When it became clear there was a danger that the work would leave the museum, a large group of cicerones, lecturers, and our volunteer hosts and hostesses promptly took the initiative to start a campaign to keep the artwork. The museum enthusiastically supported this spontaneous action and went looking for further financial support. In cooperation with the volunteers, it started a crowd funding initiative to collect the missing sum of €30,000. Under the heading “Help save the Wood Circle!” people are encouraged to become donors. The artwork itself, together with films about the construction and dismantling of the work and interviews with people who took the initiative, are displayed in the exhibition ‘For Eindhoven’ – The City as Muse which is on show up to 8 January 2012.

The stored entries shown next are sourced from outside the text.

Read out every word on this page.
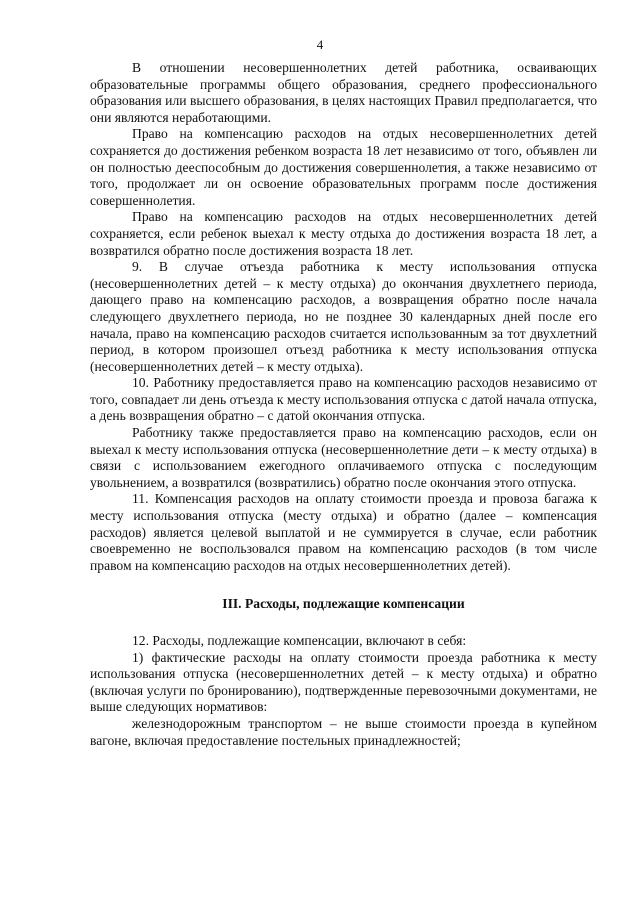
4

В отношении несовершеннолетних детей работника, осваивающих образовательные программы общего образования, среднего профессионального образования или высшего образования, в целях настоящих Правил предполагается, что они являются неработающими.

Право на компенсацию расходов на отдых несовершеннолетних детей сохраняется до достижения ребенком возраста 18 лет независимо от того, объявлен ли он полностью дееспособным до достижения совершеннолетия, а также независимо от того, продолжает ли он освоение образовательных программ после достижения совершеннолетия.

Право на компенсацию расходов на отдых несовершеннолетних детей сохраняется, если ребенок выехал к месту отдыха до достижения возраста 18 лет, а возвратился обратно после достижения возраста 18 лет.

9. В случае отъезда работника к месту использования отпуска (несовершеннолетних детей – к месту отдыха) до окончания двухлетнего периода, дающего право на компенсацию расходов, а возвращения обратно после начала следующего двухлетнего периода, но не позднее 30 календарных дней после его начала, право на компенсацию расходов считается использованным за тот двухлетний период, в котором произошел отъезд работника к месту использования отпуска (несовершеннолетних детей – к месту отдыха).

10. Работнику предоставляется право на компенсацию расходов независимо от того, совпадает ли день отъезда к месту использования отпуска с датой начала отпуска, а день возвращения обратно – с датой окончания отпуска.

Работнику также предоставляется право на компенсацию расходов, если он выехал к месту использования отпуска (несовершеннолетние дети – к месту отдыха) в связи с использованием ежегодного оплачиваемого отпуска с последующим увольнением, а возвратился (возвратились) обратно после окончания этого отпуска.

11. Компенсация расходов на оплату стоимости проезда и провоза багажа к месту использования отпуска (месту отдыха) и обратно (далее – компенсация расходов) является целевой выплатой и не суммируется в случае, если работник своевременно не воспользовался правом на компенсацию расходов (в том числе правом на компенсацию расходов на отдых несовершеннолетних детей).

III. Расходы, подлежащие компенсации

12. Расходы, подлежащие компенсации, включают в себя:

1) фактические расходы на оплату стоимости проезда работника к месту использования отпуска (несовершеннолетних детей – к месту отдыха) и обратно (включая услуги по бронированию), подтвержденные перевозочными документами, не выше следующих нормативов:

железнодорожным транспортом – не выше стоимости проезда в купейном вагоне, включая предоставление постельных принадлежностей;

The people who took the initiative in this campaign are encouraging everyone to help keep the artwork for the public in the Van Abbe collection. They hope to connect people to the work and the museum in an active way. With their contributions, donors take an active responsibility for a public art collection. The volunteers and cicerones organised special campaigns, the proceeds of which will go entirely towards saving the work for the museum. These include walks in nature, information books on the work and the sale of t-shirts and buttons with the text ‘We Saved an Artwork’.

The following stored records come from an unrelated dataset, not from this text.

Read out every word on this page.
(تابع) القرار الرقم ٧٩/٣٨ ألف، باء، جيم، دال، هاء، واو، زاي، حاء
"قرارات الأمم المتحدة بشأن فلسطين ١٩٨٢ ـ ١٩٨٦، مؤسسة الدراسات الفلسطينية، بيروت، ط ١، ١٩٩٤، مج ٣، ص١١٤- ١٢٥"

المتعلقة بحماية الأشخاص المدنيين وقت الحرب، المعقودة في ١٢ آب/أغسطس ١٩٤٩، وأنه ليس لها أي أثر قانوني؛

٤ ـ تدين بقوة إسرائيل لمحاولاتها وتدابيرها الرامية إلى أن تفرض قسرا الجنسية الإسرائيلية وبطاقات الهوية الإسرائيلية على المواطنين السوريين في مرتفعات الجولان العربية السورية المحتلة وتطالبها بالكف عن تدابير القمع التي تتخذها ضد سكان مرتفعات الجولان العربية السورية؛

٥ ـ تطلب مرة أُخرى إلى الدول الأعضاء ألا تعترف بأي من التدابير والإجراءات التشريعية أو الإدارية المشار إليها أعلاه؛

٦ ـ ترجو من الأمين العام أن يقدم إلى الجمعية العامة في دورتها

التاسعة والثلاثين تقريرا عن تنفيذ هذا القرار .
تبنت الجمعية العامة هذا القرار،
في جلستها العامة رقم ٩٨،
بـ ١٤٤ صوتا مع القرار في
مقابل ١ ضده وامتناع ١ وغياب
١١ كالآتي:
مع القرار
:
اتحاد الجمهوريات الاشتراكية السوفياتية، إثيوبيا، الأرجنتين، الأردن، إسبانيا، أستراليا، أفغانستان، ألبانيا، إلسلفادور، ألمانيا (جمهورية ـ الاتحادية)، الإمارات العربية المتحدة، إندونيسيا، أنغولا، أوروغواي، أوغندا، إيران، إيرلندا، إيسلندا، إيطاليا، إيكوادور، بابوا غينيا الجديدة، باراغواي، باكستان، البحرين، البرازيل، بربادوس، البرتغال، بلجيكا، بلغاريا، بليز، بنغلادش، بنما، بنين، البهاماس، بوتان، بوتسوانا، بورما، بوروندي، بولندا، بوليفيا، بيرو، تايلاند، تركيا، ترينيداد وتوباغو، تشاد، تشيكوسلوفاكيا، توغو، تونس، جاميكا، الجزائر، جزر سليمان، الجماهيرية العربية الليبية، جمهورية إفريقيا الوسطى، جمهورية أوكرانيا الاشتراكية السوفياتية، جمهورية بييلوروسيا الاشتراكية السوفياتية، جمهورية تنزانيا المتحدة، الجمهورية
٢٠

Wood Circle is an early work by the well-known English artist Richard Long, and has been on loan to the Van Abbemuseum since 1977. In the past few decades it has been exhibited many times. The work appeals to many visitors and invites them to think about art, nature and the environment.
The work fills the room and consists of a minimum of 840 tree branches. The branches are placed in an arbitrary pattern in a circle with a diameter of seven metres, taking into account the particular stipulations that Long recorded in a certificate. For example, the branches must be distributed evenly within the circle shape, and longer and shorter, thinner and thicker ones must be placed everywhere . All the branches must also lie as flat on the floor as possible, preferably without touching. This creates an undulating pattern. Every time the work is assembled, it looks a little bit different.
Wood Circle is typical of the artistic climate of the 1970s when artists turned their back on the gallery/studio and performance, body and land art emerged.
At a time when the national government has chosen to cut funding for art and culture, private individuals can really make a difference and show that art is not the ‘subsidy junkie’ the government claims. Crowd funding is an accessible form of participation which gives everyone a democratic voice to support artistic and cultural resources in their immediate environment. The proceeds for the Wood Circle will be recorded by voordekunst.nl; a website in which art projects look for additional funding by private individuals and businesses.